The honest world of real journalism

Journalists? Up there (or rather down there) with lawyers, estate agents, MPs, Premier League footballers and private investigators, if you ask me.
 They’d sell their mother down the river for a story, lie their way into your house, nick your private pictures off the mantelpiece if you let them in and don’t even think about what they’d do with your mobile phone.
 That seems to be the general public perception this week of the profession from which I have made my living for the past 25 years.
 The revelation that News of the World reporters may have listened to Milly Dowler’s voicemail messages is surely bringing a sea change in the way the public views newspapers. Footballers, Z-list celebrities, soap stars have always been viewed as fair game, I think. That’s because media attention and all that comes with it is part of the territory. But an ordinary 12-year-old girl who was brutally murdered by a serial killer?
 And the problem for the likes of me is that the general public, who know no better, will think we are all up to it. That the reporter from the local paper, who knocks on the door of the victim of a car crash and whose visit is often a means for the relatives to get out their grief, really will steal pictures of the victim off your mantelpiece.

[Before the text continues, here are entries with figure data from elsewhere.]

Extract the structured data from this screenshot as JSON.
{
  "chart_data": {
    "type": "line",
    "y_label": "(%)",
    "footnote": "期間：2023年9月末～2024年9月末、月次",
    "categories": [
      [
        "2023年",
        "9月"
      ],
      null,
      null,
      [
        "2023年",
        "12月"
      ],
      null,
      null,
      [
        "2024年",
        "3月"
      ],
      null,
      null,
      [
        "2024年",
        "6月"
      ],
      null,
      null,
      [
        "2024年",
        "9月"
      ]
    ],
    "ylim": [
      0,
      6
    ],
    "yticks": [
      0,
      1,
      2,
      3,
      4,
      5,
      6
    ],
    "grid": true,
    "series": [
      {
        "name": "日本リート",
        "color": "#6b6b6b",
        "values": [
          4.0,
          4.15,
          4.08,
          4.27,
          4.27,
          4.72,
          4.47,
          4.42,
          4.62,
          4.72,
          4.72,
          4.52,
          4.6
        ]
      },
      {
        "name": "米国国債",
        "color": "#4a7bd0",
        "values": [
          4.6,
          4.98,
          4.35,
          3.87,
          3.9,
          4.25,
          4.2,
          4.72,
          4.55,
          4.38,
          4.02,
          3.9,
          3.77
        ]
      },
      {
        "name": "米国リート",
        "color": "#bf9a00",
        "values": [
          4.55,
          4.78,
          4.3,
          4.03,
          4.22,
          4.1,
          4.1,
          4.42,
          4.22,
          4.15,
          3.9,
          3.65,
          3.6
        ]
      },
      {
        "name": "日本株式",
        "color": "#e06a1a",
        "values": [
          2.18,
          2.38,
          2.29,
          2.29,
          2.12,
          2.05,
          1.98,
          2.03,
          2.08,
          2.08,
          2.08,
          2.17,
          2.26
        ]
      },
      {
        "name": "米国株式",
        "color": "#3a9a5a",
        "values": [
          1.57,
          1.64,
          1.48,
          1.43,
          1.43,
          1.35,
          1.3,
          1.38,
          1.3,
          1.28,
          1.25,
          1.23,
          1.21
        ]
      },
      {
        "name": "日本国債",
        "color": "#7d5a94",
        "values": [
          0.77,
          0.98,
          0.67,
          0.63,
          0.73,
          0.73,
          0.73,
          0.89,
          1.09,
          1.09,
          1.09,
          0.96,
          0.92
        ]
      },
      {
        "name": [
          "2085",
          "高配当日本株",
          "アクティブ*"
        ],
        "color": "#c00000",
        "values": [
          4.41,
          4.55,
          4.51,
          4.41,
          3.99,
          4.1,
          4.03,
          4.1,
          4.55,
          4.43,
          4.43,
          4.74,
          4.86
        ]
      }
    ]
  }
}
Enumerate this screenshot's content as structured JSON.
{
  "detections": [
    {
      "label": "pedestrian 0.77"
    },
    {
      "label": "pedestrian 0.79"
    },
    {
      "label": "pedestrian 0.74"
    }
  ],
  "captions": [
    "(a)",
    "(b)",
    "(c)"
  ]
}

 That it is no longer safe to pick up the phone to an apparently friendly reporter from the local weekly, who is asking if they can come and visit.
 On the day the Milly Dowler allegations broke, I was among dozens of regional and weekly journalists at the funeral of Clive Leighton, a much-loved former colleague cruelly taken from us by cancer at the age of 58.
 One of Clive’s many claims to fame was his (possibly exaggerated) boast that during his career of over 30 years, he had managed to close more newspapers than any other journalist in the country. That was because his journalistic flair, which he possessed in spades, didn’t always match his commercial acumen.
 But Clive knew newspapers; he knew their readers and he knew how to give readers, if not always advertisers, what they wanted.
 And Clive would have been horrified at these revelations. As for those of us at his funeral, some even said what was going on made them ashamed to be journalists. 
 Because a hard-working reporter on a regional daily or weekly is as far removed from the news desk of the News of the World as David Beckham is from whoever plays in the No 7 shirt for Tamworth FC this season.
 But the danger of what is going on here is that we all get tarred with the same brush and that the journalistic profession is damaged beyond recognition. 
 At a time when the incoherent mess which makes up most of 'citizen journalism’ is posing a growing threat to the skills many of us have spent a lifetime learning, that would be a disaster for the world I love.